The project was aimed at pipeline development for estimation of alpha-diversity of bacteriophages in metagenomes via hidden Markov models of single virus genes. The application of metagenomic sequencing methods (including sequencing of virus metagenomes) also makes it possible to annotate the virus sequences, many of which could be considered among the so-called ‘dark microbial matter’. To evaluate the species diversity of bacteria in microbial communities one usually uses gene sequence of 16s rRNA. However, the estimation of diversity of viruses could present difficulties due to the lack of universal gene markers.
Files All_pVOG_capsids.hmm, All_terminase.hmm, All_portal_hmms.hmm contain hidden Markov models of capside, terminase and portal proteins extracted from the pVOGs database (http://dmk-brain.ecn.uiowa.edu/pVOGs/) which were used within the framework of this research. Protein prediction from metagenomic assemblies were carried out using Prodigal 2.6.3, then the retrieved proteins were compared with the above mentioned hidden Markov models via hmmsearch 3.3. Finally, the number of contigs with capsid, terminase and portal genes was calculated. As a diversity estimation of phages the mean of these three parameters is offered.
In Notebook you can find a detailed description of the analysis methods used.
File find_contigs.py contains a Python3 script calculating the number of contigs with capsid, terminase and portal genes and some other statistics.

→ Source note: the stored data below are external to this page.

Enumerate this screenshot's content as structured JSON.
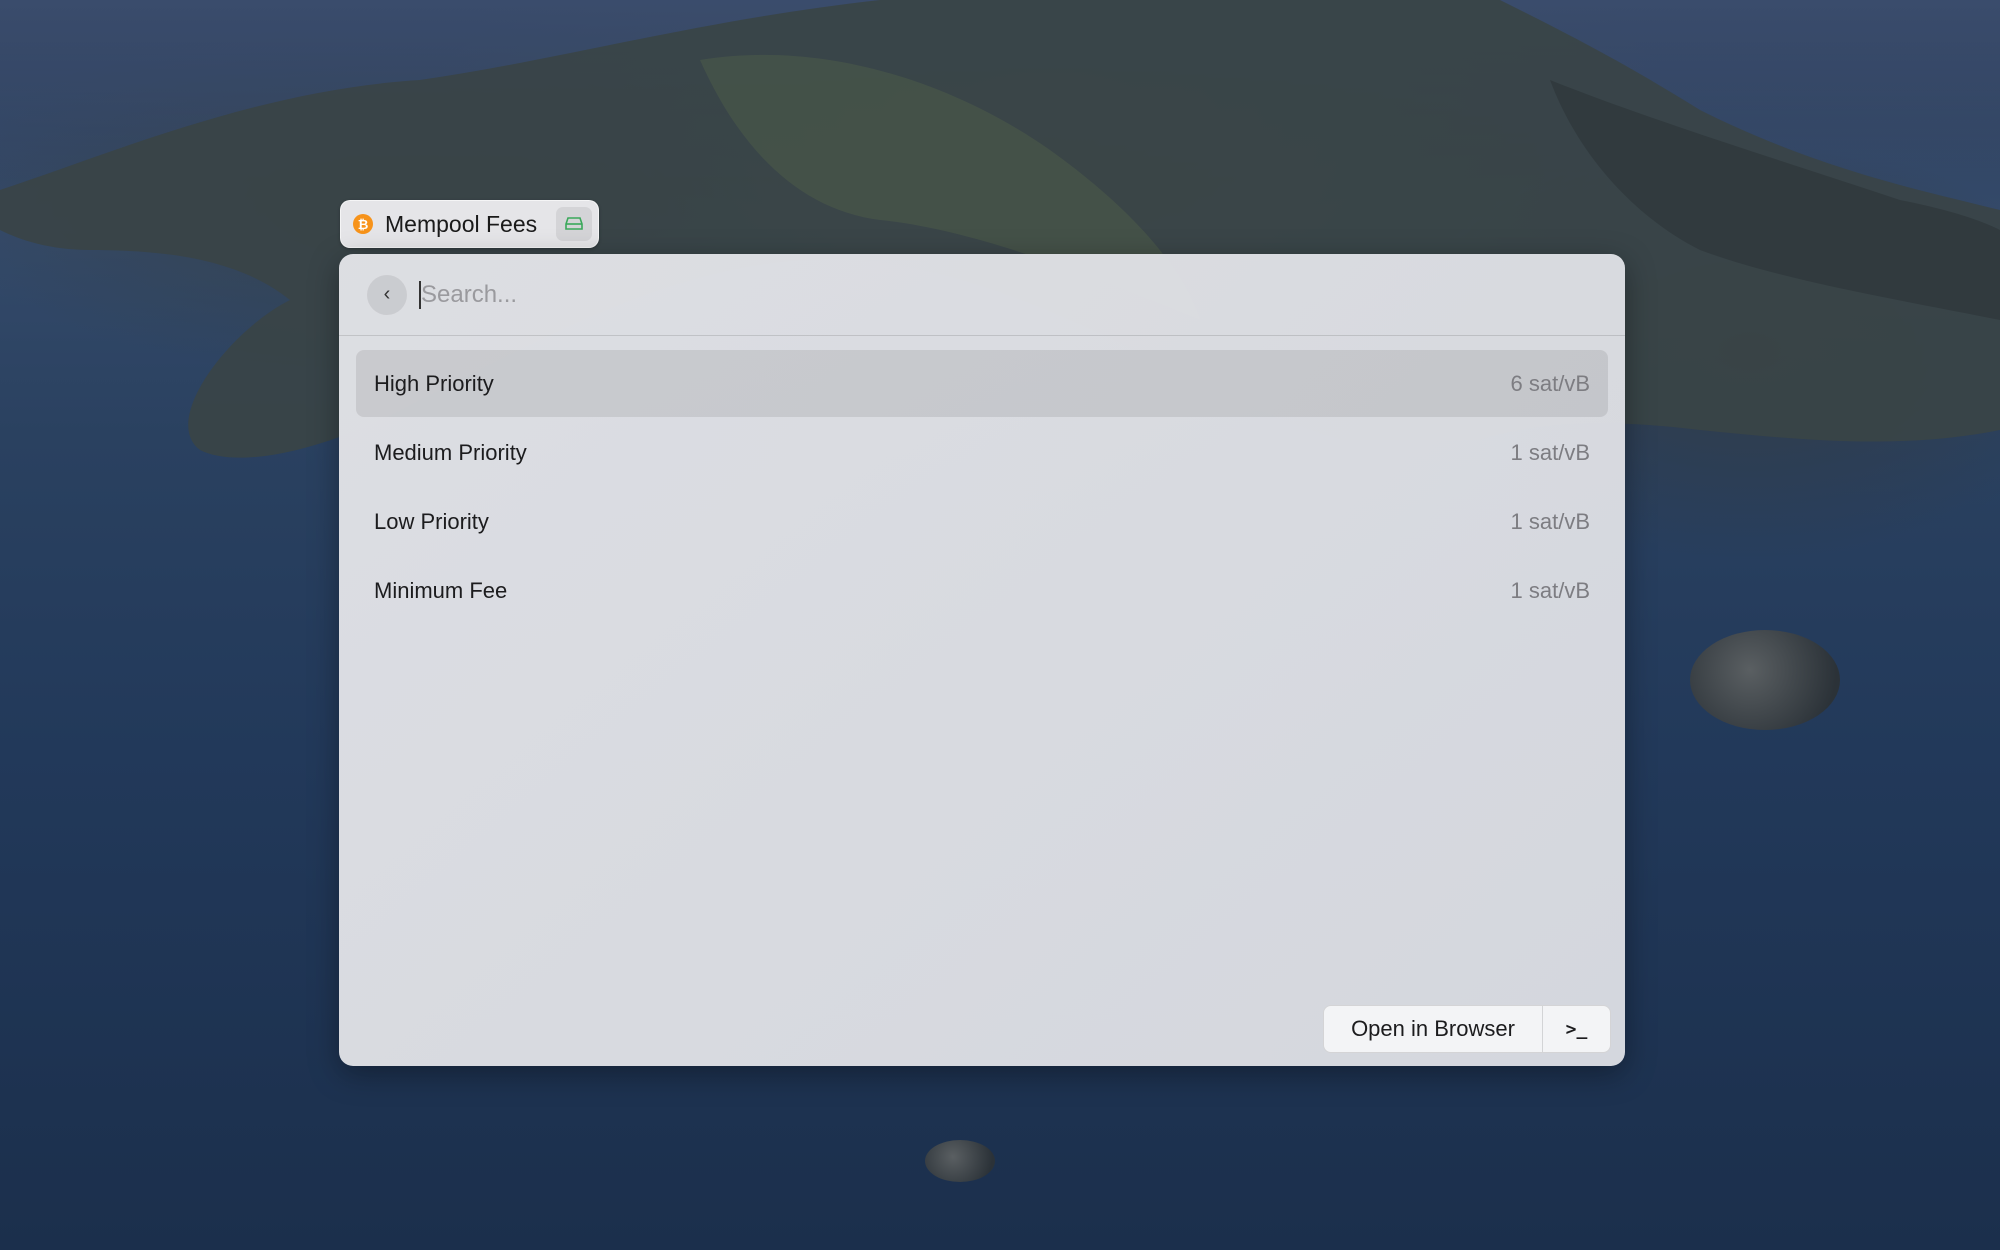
{
  "window": {
    "title": "Mempool Fees",
    "icon": "bitcoin-icon",
    "accessory_icon": "drive-icon"
  },
  "search": {
    "placeholder": "Search...",
    "value": ""
  },
  "items": [
    {
      "title": "High Priority",
      "value": "6 sat/vB",
      "selected": true
    },
    {
      "title": "Medium Priority",
      "value": "1 sat/vB",
      "selected": false
    },
    {
      "title": "Low Priority",
      "value": "1 sat/vB",
      "selected": false
    },
    {
      "title": "Minimum Fee",
      "value": "1 sat/vB",
      "selected": false
    }
  ],
  "actions": {
    "primary_label": "Open in Browser",
    "secondary_icon": "terminal-icon"
  },
  "colors": {
    "bitcoin": "#f7931a",
    "drive_icon": "#3aa85a"
  }
}
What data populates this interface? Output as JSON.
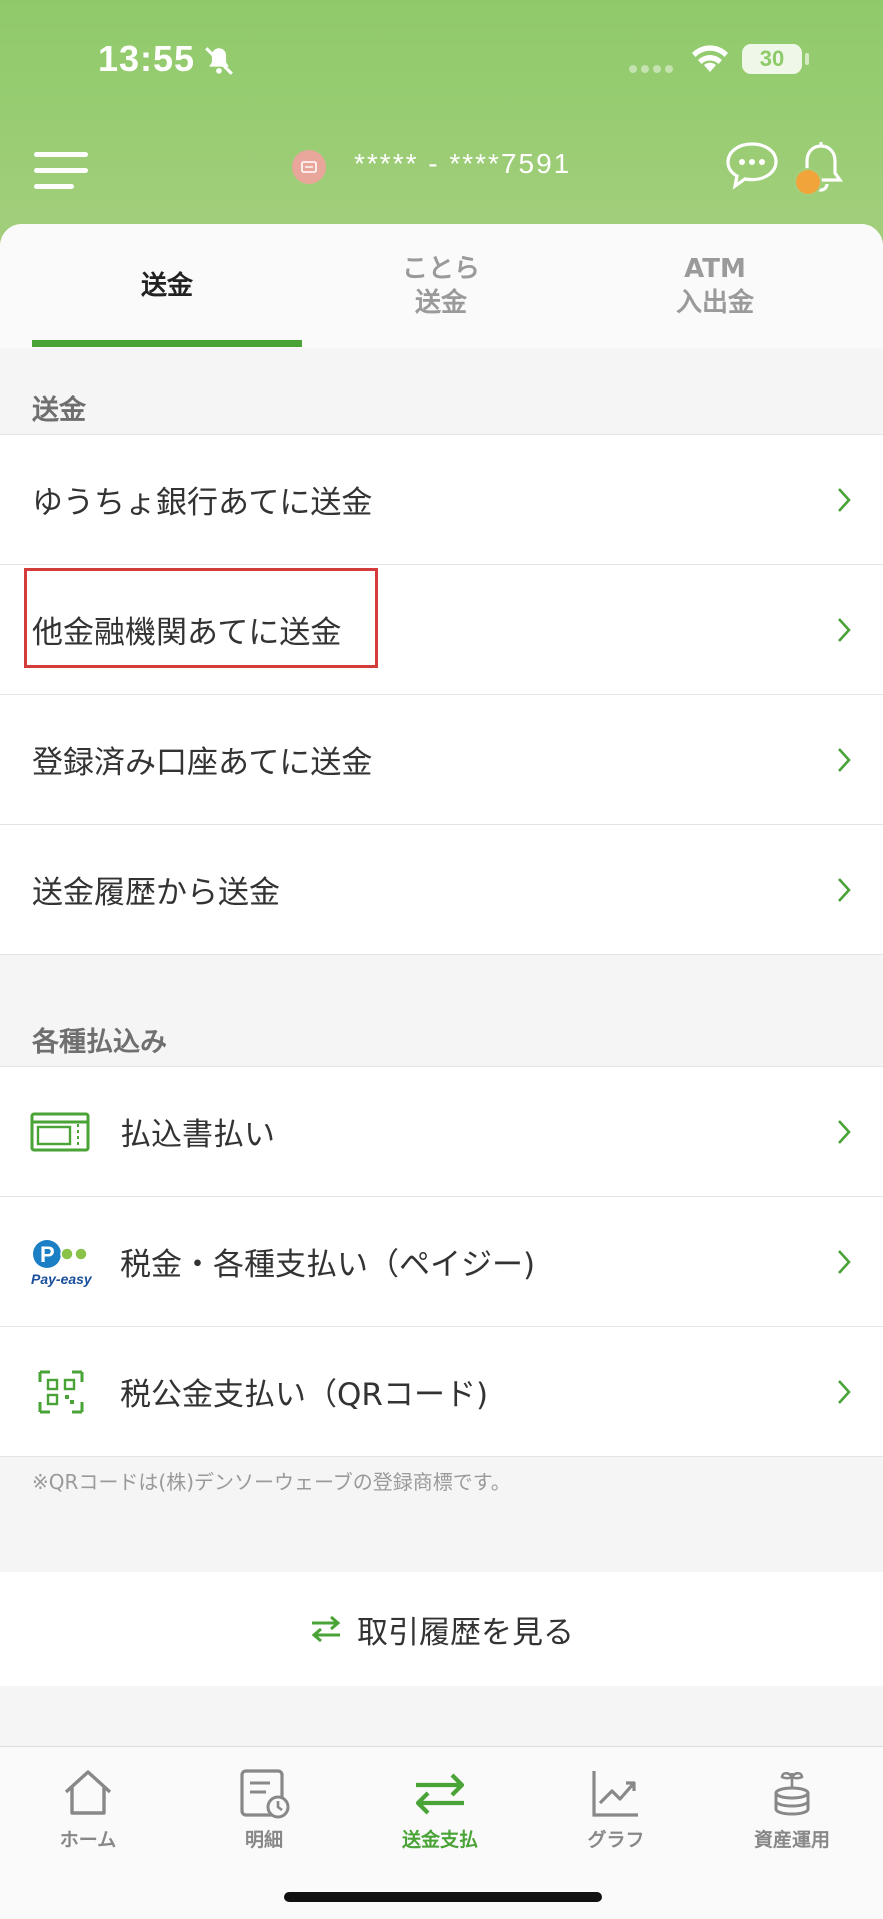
{
  "status_bar": {
    "time": "13:55",
    "battery": "30"
  },
  "header": {
    "account_number": "***** - ****7591"
  },
  "tabs": [
    {
      "label": "送金"
    },
    {
      "label": "ことら\n送金"
    },
    {
      "label": "ATM\n入出金"
    }
  ],
  "sections": {
    "transfer": {
      "title": "送金",
      "items": [
        {
          "label": "ゆうちょ銀行あてに送金"
        },
        {
          "label": "他金融機関あてに送金"
        },
        {
          "label": "登録済み口座あてに送金"
        },
        {
          "label": "送金履歴から送金"
        }
      ]
    },
    "payments": {
      "title": "各種払込み",
      "items": [
        {
          "label": "払込書払い",
          "icon": "payment-slip-icon"
        },
        {
          "label": "税金・各種支払い（ペイジー)",
          "icon": "pay-easy-logo"
        },
        {
          "label": "税公金支払い（QRコード)",
          "icon": "qr-code-icon"
        }
      ]
    }
  },
  "logo_text": "Pay-easy",
  "note": "※QRコードは(株)デンソーウェーブの登録商標です。",
  "history_link": {
    "label": "取引履歴を見る"
  },
  "bottom_nav": [
    {
      "label": "ホーム",
      "icon": "home-icon"
    },
    {
      "label": "明細",
      "icon": "statement-icon"
    },
    {
      "label": "送金支払",
      "icon": "transfer-icon"
    },
    {
      "label": "グラフ",
      "icon": "graph-icon"
    },
    {
      "label": "資産運用",
      "icon": "asset-icon"
    }
  ],
  "colors": {
    "accent": "#4aa336",
    "header": "#a4cf7d",
    "highlight": "#d43b3b",
    "notification": "#f0a43a"
  }
}
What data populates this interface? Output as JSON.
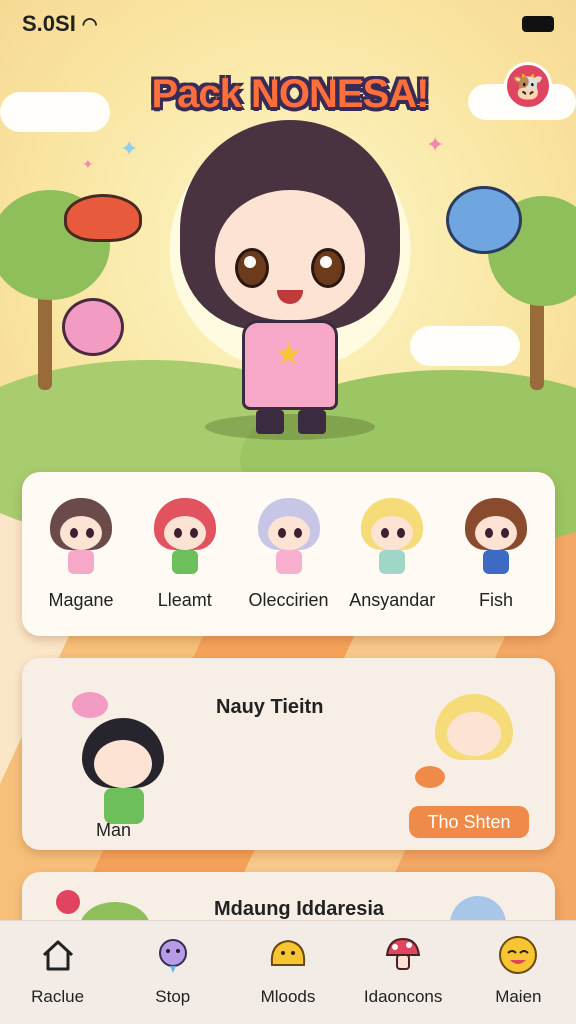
{
  "status": {
    "time": "S.0SI",
    "wifi_icon": "wifi-icon",
    "battery_icon": "battery-icon"
  },
  "hero": {
    "title": "Pack NONESA!",
    "avatar_icon": "profile-icon"
  },
  "characters": [
    {
      "name": "Magane",
      "hair": "#6a4b4a",
      "outfit": "#f7a8c8"
    },
    {
      "name": "Lleamt",
      "hair": "#e2535f",
      "outfit": "#6cbf5a"
    },
    {
      "name": "Oleccirien",
      "hair": "#c8c6e6",
      "outfit": "#f9b0cf"
    },
    {
      "name": "Ansyandar",
      "hair": "#f5dc78",
      "outfit": "#9fd6c8"
    },
    {
      "name": "Fish",
      "hair": "#8a4a2e",
      "outfit": "#3d6bc3"
    }
  ],
  "feature": {
    "title": "Nauy Tieitn",
    "left_name": "Man",
    "button_label": "Tho Shten"
  },
  "feature2": {
    "title": "Mdaung Iddaresia"
  },
  "tabs": [
    {
      "label": "Raclue",
      "icon": "home-icon"
    },
    {
      "label": "Stop",
      "icon": "creature-icon"
    },
    {
      "label": "Mloods",
      "icon": "pudding-icon"
    },
    {
      "label": "Idaoncons",
      "icon": "mushroom-icon"
    },
    {
      "label": "Maien",
      "icon": "smile-face-icon"
    }
  ],
  "colors": {
    "accent": "#f08a48",
    "title": "#ff6f3c",
    "profile": "#e0445e"
  }
}
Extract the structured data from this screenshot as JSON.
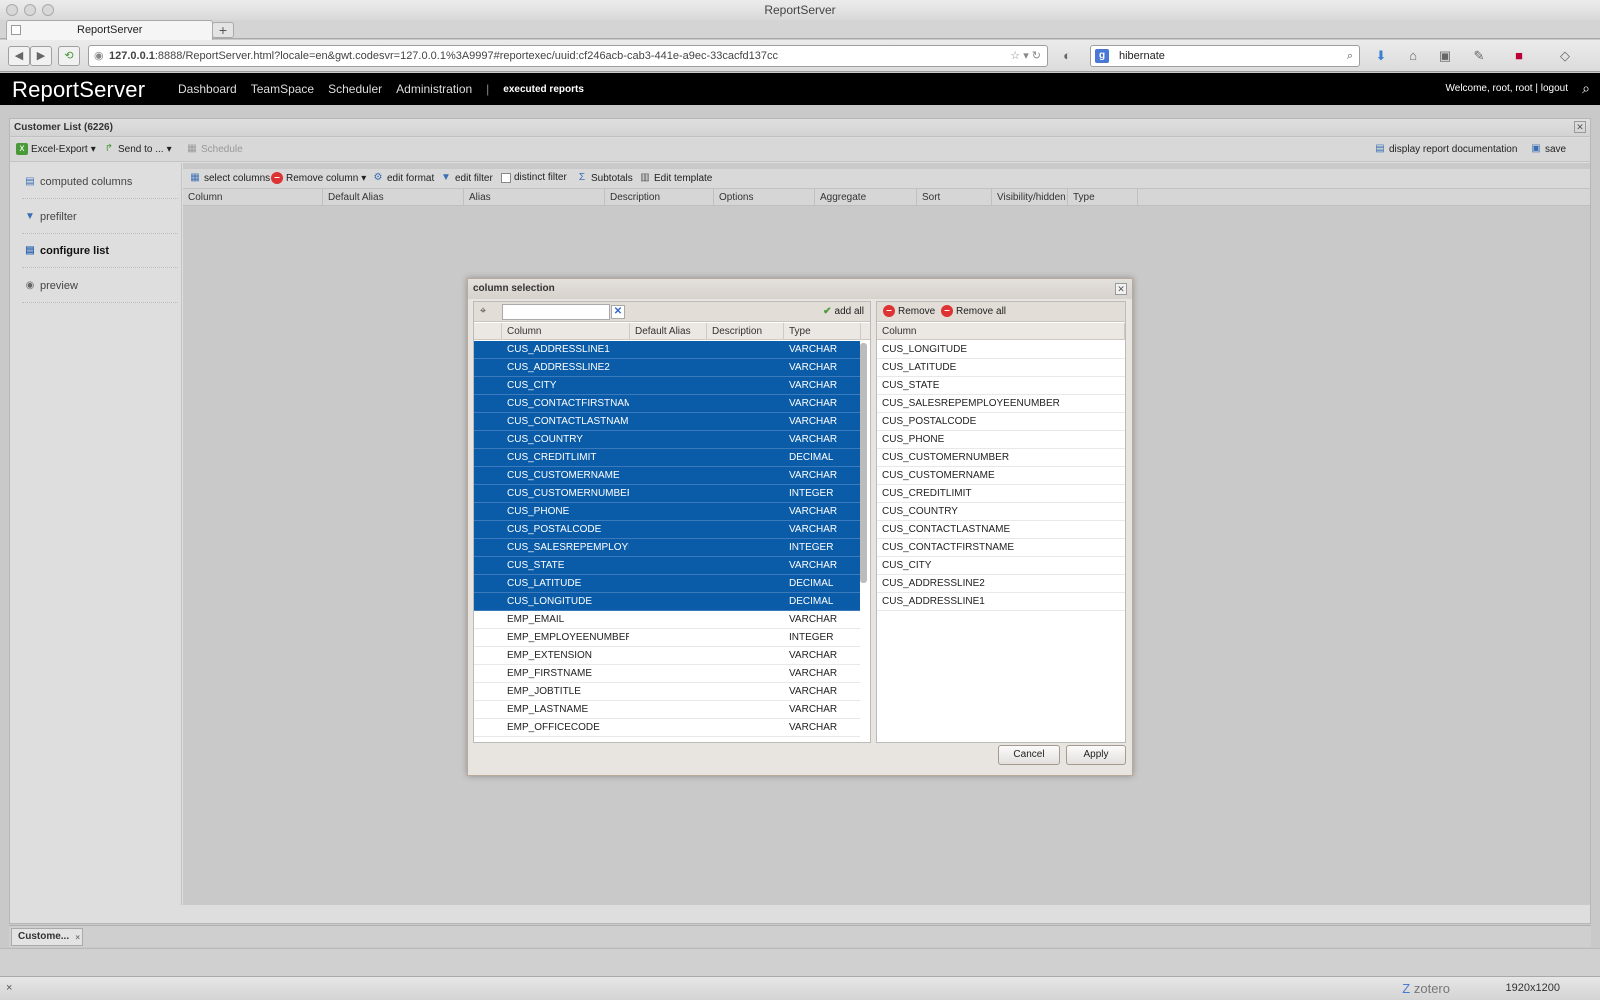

As a case in point the number of contigs for each group of capsid, terminase and portal genes for virome of human intestine of different age groups of females was calculated. The results of per sample distribution of observed OTUs showed that the average number of contigs reported increases with age. Furthemore, the interpersonal variation of diversity among ‘younger’ samples was smaller compared with that of the ‘older’ ones, the same being true of per sample variation of contigs of different types. In 'report' folder you may find the per-sample distribution of the number of contigs with terminase, capsid and portal genes and boxplots of contig numbers for each gene type.